Mark Haverkamp <[email protected]>

2002-11-20 21:55:11

by Andrew Morton

[permalink] [raw]
Subject: Re: Call trace at mm/page-writeback.c in 2.5.47

Mark Haverkamp wrote:
>
> On Wed, 2002-11-20 at 11:07, Andrew Morton wrote:
> > Mark Haverkamp wrote:
> > >
> > > While running a memory stress workload test on a 16 processor numa
> > > system, I received a number of call traces like the following:
> >
> > What is the workload? And in which journalling mode was ext3
> > being used?
>
> I am using bash-shared-mapping and the ext3 journaling mode was the
> default.

OK, thanks.
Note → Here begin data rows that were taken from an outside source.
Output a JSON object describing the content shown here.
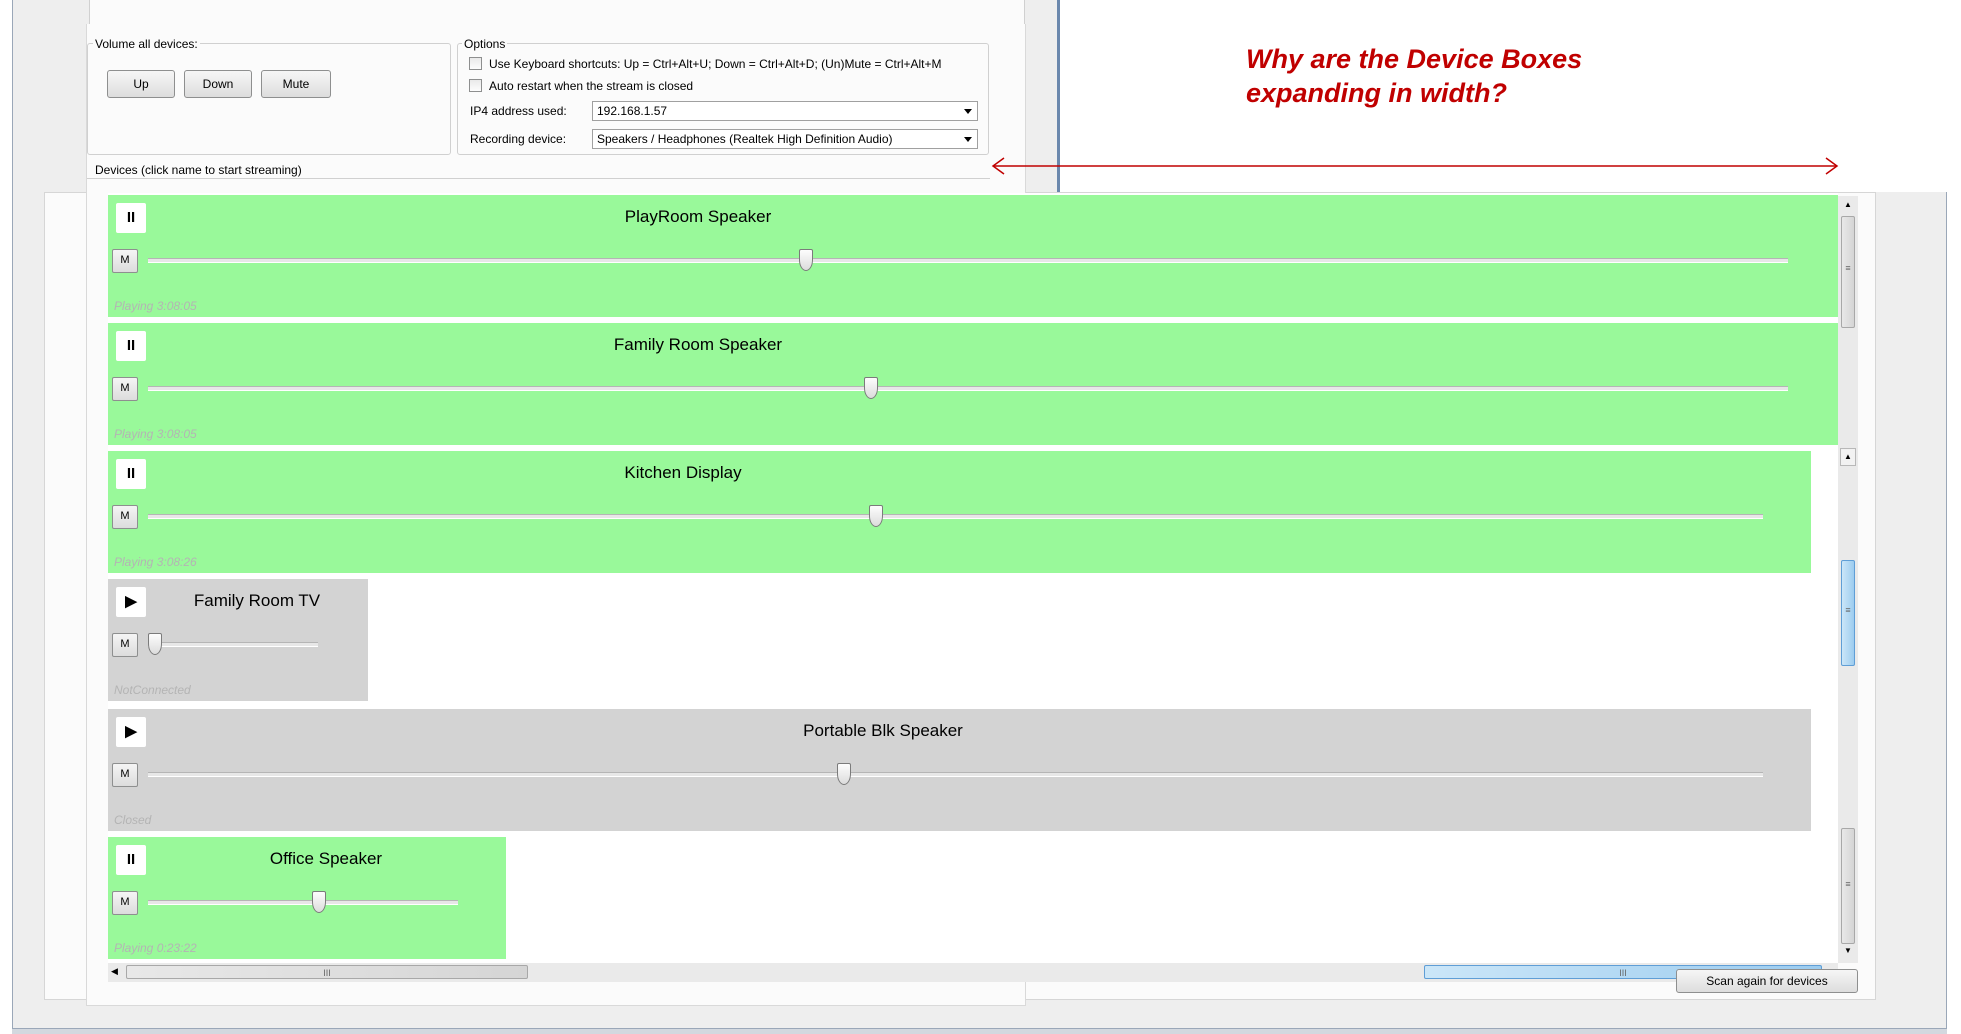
{
  "volume_group": {
    "label": "Volume all devices:",
    "up": "Up",
    "down": "Down",
    "mute": "Mute"
  },
  "options": {
    "label": "Options",
    "keyboard_shortcuts": "Use Keyboard shortcuts: Up = Ctrl+Alt+U; Down = Ctrl+Alt+D; (Un)Mute = Ctrl+Alt+M",
    "auto_restart": "Auto restart when the stream is closed",
    "ip_label": "IP4 address used:",
    "ip_value": "192.168.1.57",
    "recording_label": "Recording device:",
    "recording_value": "Speakers / Headphones (Realtek High Definition Audio)"
  },
  "devices_group_label": "Devices (click name to start streaming)",
  "annotation": "Why are the Device Boxes expanding in width?",
  "devices": [
    {
      "name": "PlayRoom Speaker",
      "control": "II",
      "mute": "M",
      "status": "Playing 3:08:05",
      "state": "playing",
      "volume": 0.4
    },
    {
      "name": "Family Room Speaker",
      "control": "II",
      "mute": "M",
      "status": "Playing 3:08:05",
      "state": "playing",
      "volume": 0.44
    },
    {
      "name": "Kitchen Display",
      "control": "II",
      "mute": "M",
      "status": "Playing 3:08:26",
      "state": "playing",
      "volume": 0.45
    },
    {
      "name": "Family Room TV",
      "control": "▶",
      "mute": "M",
      "status": "NotConnected",
      "state": "not-connected",
      "volume": 0.0
    },
    {
      "name": "Portable Blk Speaker",
      "control": "▶",
      "mute": "M",
      "status": "Closed",
      "state": "closed",
      "volume": 0.43
    },
    {
      "name": "Office Speaker",
      "control": "II",
      "mute": "M",
      "status": "Playing 0:23:22",
      "state": "playing",
      "volume": 0.55
    }
  ],
  "scrollbar_grip": "≡",
  "hscroll_grip": "III",
  "scan_button": "Scan again for devices",
  "colors": {
    "playing": "#99f99a",
    "idle": "#d3d3d3",
    "annotation": "#c00000"
  }
}
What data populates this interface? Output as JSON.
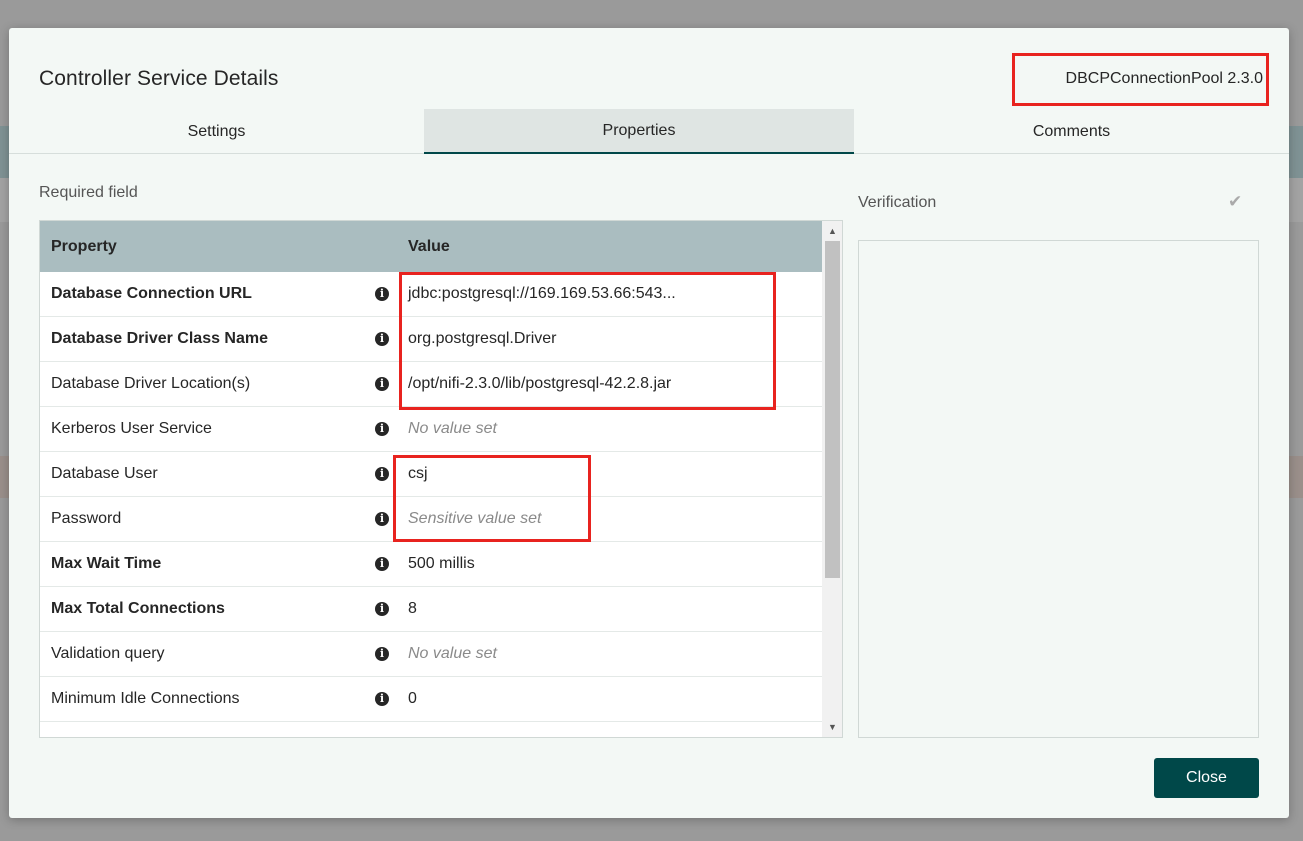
{
  "dialog": {
    "title": "Controller Service Details",
    "service_version": "DBCPConnectionPool 2.3.0",
    "close_label": "Close"
  },
  "tabs": [
    {
      "label": "Settings",
      "selected": false
    },
    {
      "label": "Properties",
      "selected": true
    },
    {
      "label": "Comments",
      "selected": false
    }
  ],
  "properties": {
    "required_label": "Required field",
    "header_property": "Property",
    "header_value": "Value",
    "rows": [
      {
        "name": "Database Connection URL",
        "value": "jdbc:postgresql://169.169.53.66:543...",
        "required": true,
        "placeholder": false,
        "icon": "info-icon"
      },
      {
        "name": "Database Driver Class Name",
        "value": "org.postgresql.Driver",
        "required": true,
        "placeholder": false,
        "icon": "info-icon"
      },
      {
        "name": "Database Driver Location(s)",
        "value": "/opt/nifi-2.3.0/lib/postgresql-42.2.8.jar",
        "required": false,
        "placeholder": false,
        "icon": "info-icon"
      },
      {
        "name": "Kerberos User Service",
        "value": "No value set",
        "required": false,
        "placeholder": true,
        "icon": "info-icon"
      },
      {
        "name": "Database User",
        "value": "csj",
        "required": false,
        "placeholder": false,
        "icon": "info-icon"
      },
      {
        "name": "Password",
        "value": "Sensitive value set",
        "required": false,
        "placeholder": true,
        "icon": "info-icon"
      },
      {
        "name": "Max Wait Time",
        "value": "500 millis",
        "required": true,
        "placeholder": false,
        "icon": "info-icon"
      },
      {
        "name": "Max Total Connections",
        "value": "8",
        "required": true,
        "placeholder": false,
        "icon": "info-icon"
      },
      {
        "name": "Validation query",
        "value": "No value set",
        "required": false,
        "placeholder": true,
        "icon": "info-icon"
      },
      {
        "name": "Minimum Idle Connections",
        "value": "0",
        "required": false,
        "placeholder": false,
        "icon": "info-icon"
      }
    ]
  },
  "verification": {
    "label": "Verification",
    "icon": "check-icon"
  },
  "colors": {
    "accent": "#004849",
    "table_header": "#aabdc0",
    "annotation": "#e8231f"
  }
}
The fact that we actually survive this, on ext3, on
a 16p NUMA-Q is fairly encouraging.

> ...
>
> I get about 10 of these each time I run. Usually after a few minutes of
> run time and all at once. Then no more.

The warning shuts itself up after 10 messages.

> I tried your suggestion and still got the call traces:
>
> buffer layer error at mm/page-writeback.c:559

I shall attempt to reproduce this, thanks.